A general problem for current empirical aphasia therapies is our poor understanding of their neurophysiological basis, and the consequent lack of a theoretical framework for optimizing them (Raymer et al. 2008). Many essential brain areas for language are predominantly located in the left hemisphere, and most established therapies focus predominantly on training of left- hemispheric functions.

Recently however, successful rehabilitation of expressive language functions has also been described with music-based therapies focusing on training of right- hemisphere-biased functions (e.g.
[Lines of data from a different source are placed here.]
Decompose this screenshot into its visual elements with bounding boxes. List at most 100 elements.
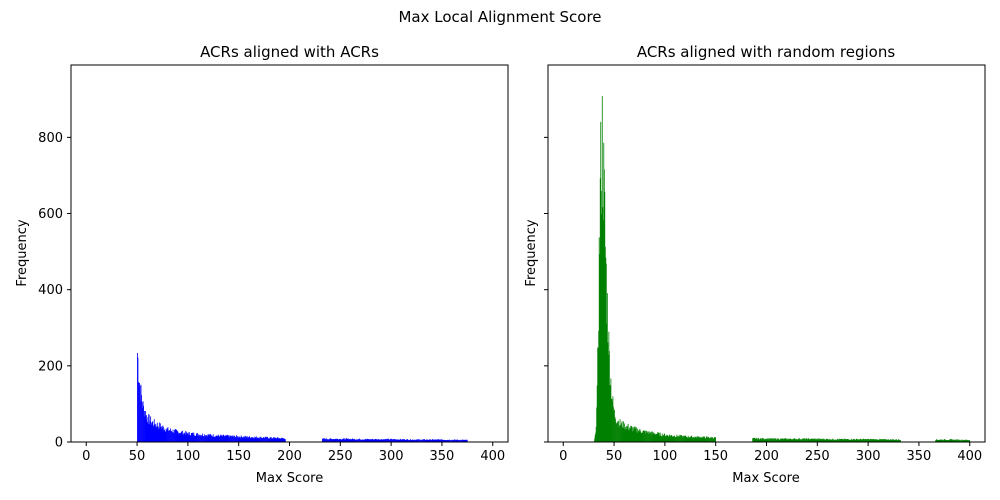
- histogram-bar: [249, 438, 251, 442]
- histogram-bar: [423, 439, 425, 442]
- histogram-bar: [955, 439, 957, 442]
- histogram-bar: [463, 440, 465, 442]
- histogram-bar: [957, 440, 959, 442]
- histogram-bar: [782, 438, 784, 442]
- histogram-bar: [851, 439, 853, 442]
- histogram-bar: [886, 439, 888, 442]
- histogram-bar: [334, 439, 336, 442]
- histogram-bar: [625, 426, 627, 442]
- histogram-bar: [150, 424, 152, 442]
- histogram-bar: [771, 438, 773, 442]
- histogram-bar: [169, 430, 171, 442]
- histogram-bar: [167, 427, 169, 442]
- x-tick-label: 0: [82, 449, 90, 464]
- histogram-bar: [459, 440, 461, 442]
- histogram-bar: [206, 435, 207, 442]
- histogram-bar: [202, 433, 203, 442]
- histogram-bar: [203, 435, 204, 442]
- histogram-bar: [253, 438, 255, 442]
- histogram-bar: [282, 438, 284, 442]
- histogram-bar: [351, 439, 353, 442]
- histogram-bar: [227, 435, 229, 442]
- histogram-bar: [798, 439, 800, 442]
- histogram-bar: [424, 439, 425, 442]
- histogram-bar: [826, 439, 828, 442]
- histogram-bar: [755, 438, 757, 442]
- histogram-bar: [603, 142, 605, 442]
- histogram-bar: [422, 439, 424, 442]
- histogram-bar: [633, 426, 635, 442]
- histogram-bar: [935, 440, 936, 442]
- figure-title: Max Local Alignment Score: [398, 8, 601, 26]
- histogram-bar: [778, 439, 780, 442]
- histogram-bar: [149, 424, 151, 442]
- histogram-bar: [413, 439, 415, 442]
- histogram-bar: [697, 436, 699, 442]
- histogram-bar: [599, 178, 601, 443]
- histogram-bar: [658, 436, 660, 442]
- histogram-bar: [692, 436, 694, 442]
- histogram-bar: [432, 439, 434, 442]
- histogram-bar: [207, 436, 208, 442]
- histogram-bar: [442, 439, 444, 442]
- histogram-bar: [335, 438, 337, 442]
- histogram-bar: [705, 438, 707, 442]
- histogram-bar: [803, 438, 804, 442]
- histogram-bar: [181, 431, 183, 442]
- histogram-bar: [643, 430, 644, 442]
- histogram-bar: [683, 437, 684, 442]
- histogram-bar: [618, 427, 620, 442]
- histogram-bar: [951, 439, 953, 442]
- histogram-bar: [378, 439, 380, 442]
- histogram-bar: [840, 438, 841, 442]
- histogram-bar: [950, 439, 952, 442]
- histogram-bar: [854, 439, 856, 442]
- histogram-bar: [964, 440, 966, 442]
- histogram-bar: [279, 438, 281, 442]
- histogram-bar: [381, 439, 383, 442]
- histogram-bar: [651, 431, 652, 442]
- histogram-bar: [410, 440, 412, 442]
- histogram-bar: [158, 422, 160, 442]
- histogram-bar: [251, 437, 253, 442]
- histogram-bar: [360, 439, 361, 442]
- x-tick-label: 50: [129, 449, 146, 464]
- histogram-bar: [371, 439, 373, 442]
- histogram-bar: [267, 437, 269, 442]
- histogram-bar: [166, 428, 168, 442]
- histogram-bar: [956, 440, 957, 442]
- histogram-bar: [219, 437, 221, 442]
- histogram-bar: [215, 437, 217, 442]
- histogram-bar: [402, 439, 404, 442]
- histogram-bar: [634, 426, 636, 442]
- histogram-bar: [153, 426, 155, 442]
- histogram-bar: [611, 398, 613, 442]
- histogram-bar: [165, 431, 166, 442]
- histogram-bar: [862, 438, 864, 442]
- histogram-bar: [443, 439, 445, 442]
- histogram-bar: [330, 438, 332, 442]
- histogram-bar: [204, 436, 206, 442]
- histogram-bar: [343, 438, 345, 442]
- histogram-bar: [608, 331, 610, 442]
- histogram-bar: [753, 437, 755, 442]
- histogram-bar: [201, 435, 202, 442]
- histogram-bar: [439, 439, 441, 442]
- histogram-bar: [380, 439, 382, 442]
- histogram-bar: [418, 439, 420, 442]
- histogram-bar: [271, 438, 273, 442]
- histogram-bar: [847, 439, 849, 442]
- histogram-bar: [213, 436, 215, 442]
- histogram-bar: [703, 436, 705, 442]
- histogram-bar: [208, 434, 210, 442]
- histogram-bar: [663, 435, 665, 442]
- histogram-bar: [837, 439, 839, 442]
- histogram-bar: [465, 439, 467, 442]
- histogram-bar: [774, 438, 776, 442]
- histogram-bar: [684, 436, 685, 442]
- histogram-bar: [168, 430, 169, 442]
- histogram-bar: [945, 440, 947, 442]
- histogram-bar: [830, 439, 832, 442]
- histogram-bar: [368, 439, 370, 442]
- histogram-bar: [362, 439, 364, 442]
Music Intonation Therapy (MIT), Norton et al. 2009, Schlaug et al. 2009). As with better-established aphasia therapies, the causal basis for this therapeutic success remains poorly understood. These new findings challenge traditionally-held views of music and language as separate modules, occupying non-overlapping brain regions (Peretz, I. & Coltheart 2003) but are in line with recently published data on shared neural resources for music and language.

Multiple brain imaging findings indicate considerable music/language overlap, particularly in structural or "syntactic" processing, and more careful exploration of aphasic patients has revealed subtle but consistent music processing deficits in these language-impaired patients (Patel et al. 2008). Based on these new findings, we predict that more global therapeutic approaches, targeting shared neural resources via both residual left hemispheric brain areas and healthy right-hemispheric circuits, may lead to innovative and more highly effective aphasia therapies.